One of the many reasons I left the ivory tower behind. :) Not to mention the awful politics, general feelings of aimlessness, and distaste for theory without pragmatism. I'm trying to resign myself to facing the politics wherever I go, though, because there are going to be petty people out to get you no matter where you go if you live long enough.
V, I agree that graduate directors have no idea what's going on and that the game is rigged, but at the same time I don't think any of us had an unrealistic idea of what we were getting into. I was warned over and over before I even took the GRE that it was a long, brutal process that ends in the worst odds for a decent job of any profession outside of acting (or, I suppose, poetry.)
Not to say that it sucks any less for it, just that at least we went in with our eyes open. I still say it beats being corporate.
It does beat being corporate, but how many of us end up there anyway?
I was aware that the profession was difficult but I thought the odds were better than acting. There again, I think this is due to the unrealistic viewpoint of grad directors (most of whom went through this process when the job market was difficult but there were jobs).
They do lie -- how else to secure a pool of cheap, willing labor?
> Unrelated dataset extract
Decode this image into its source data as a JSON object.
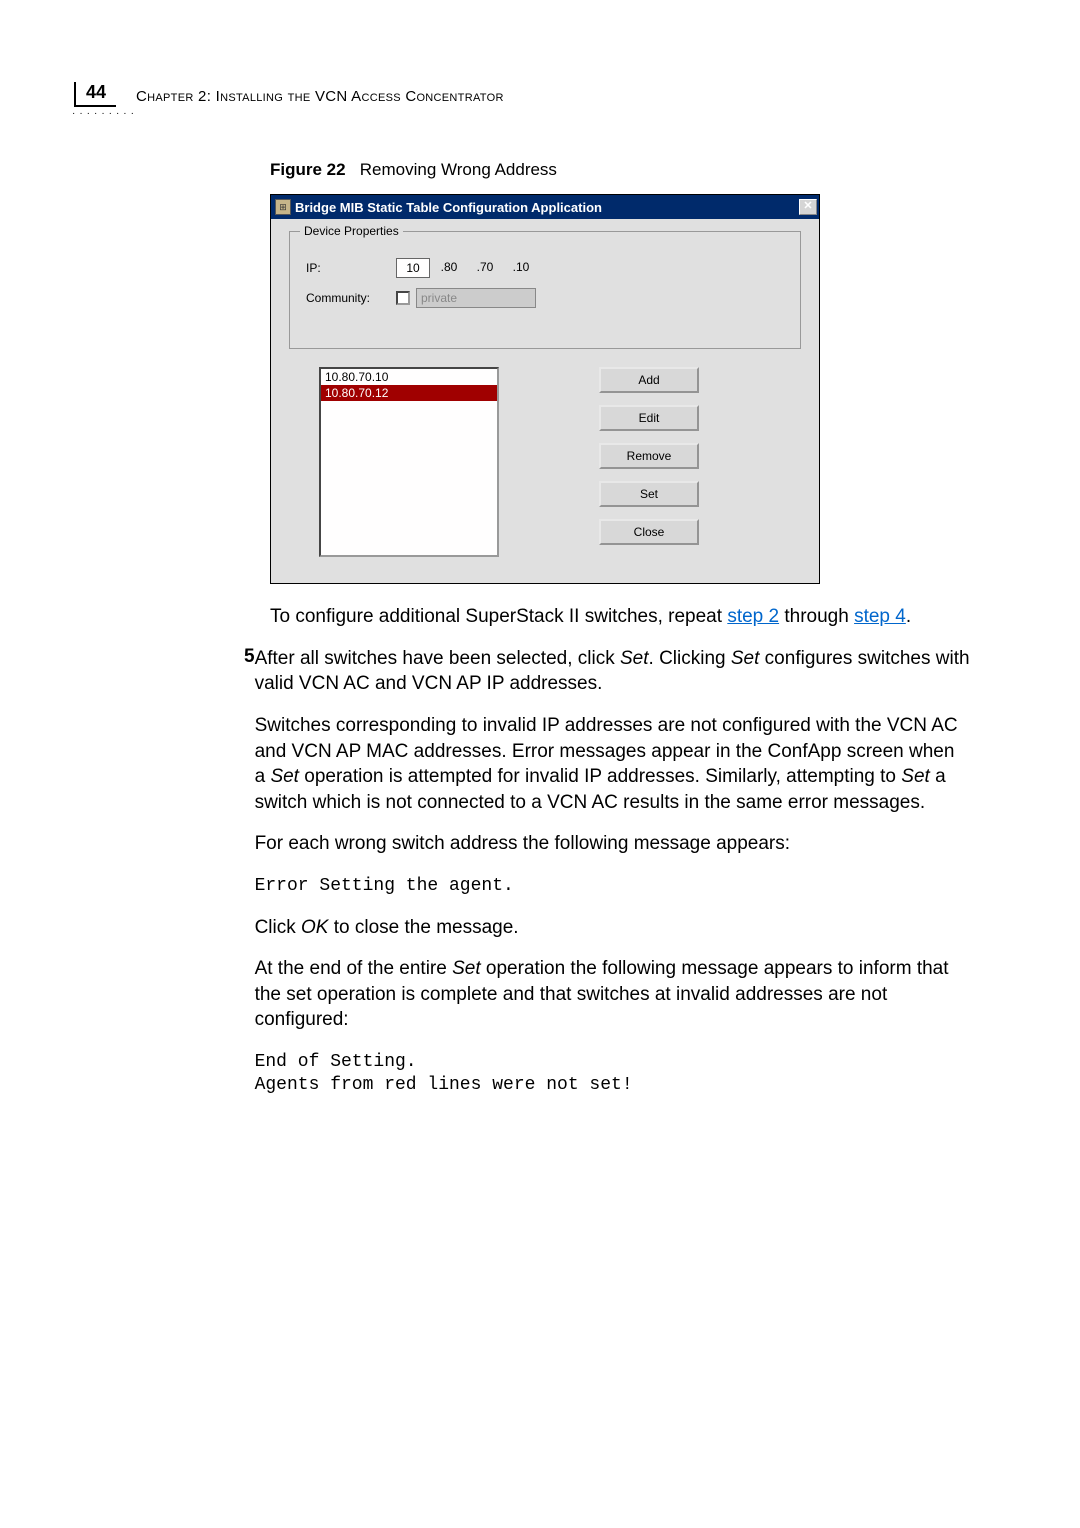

Having sampled acting (our chances may be better, but only barely), corporate (wealth, alcoholism and early death in one handy package!) and academia, I agree that our chances of gainful employment suck, but our aesthetic of tortured, hungry-eyed intellectual is better than any other option. And as KFR & Nietzsche like to say, that's really why we all went into it. Now I have to go drink a pot of coffee and read an obscure, out-of-print, poorly written book.
I really wish the AHA didn't suck for everyone so much. Yuck.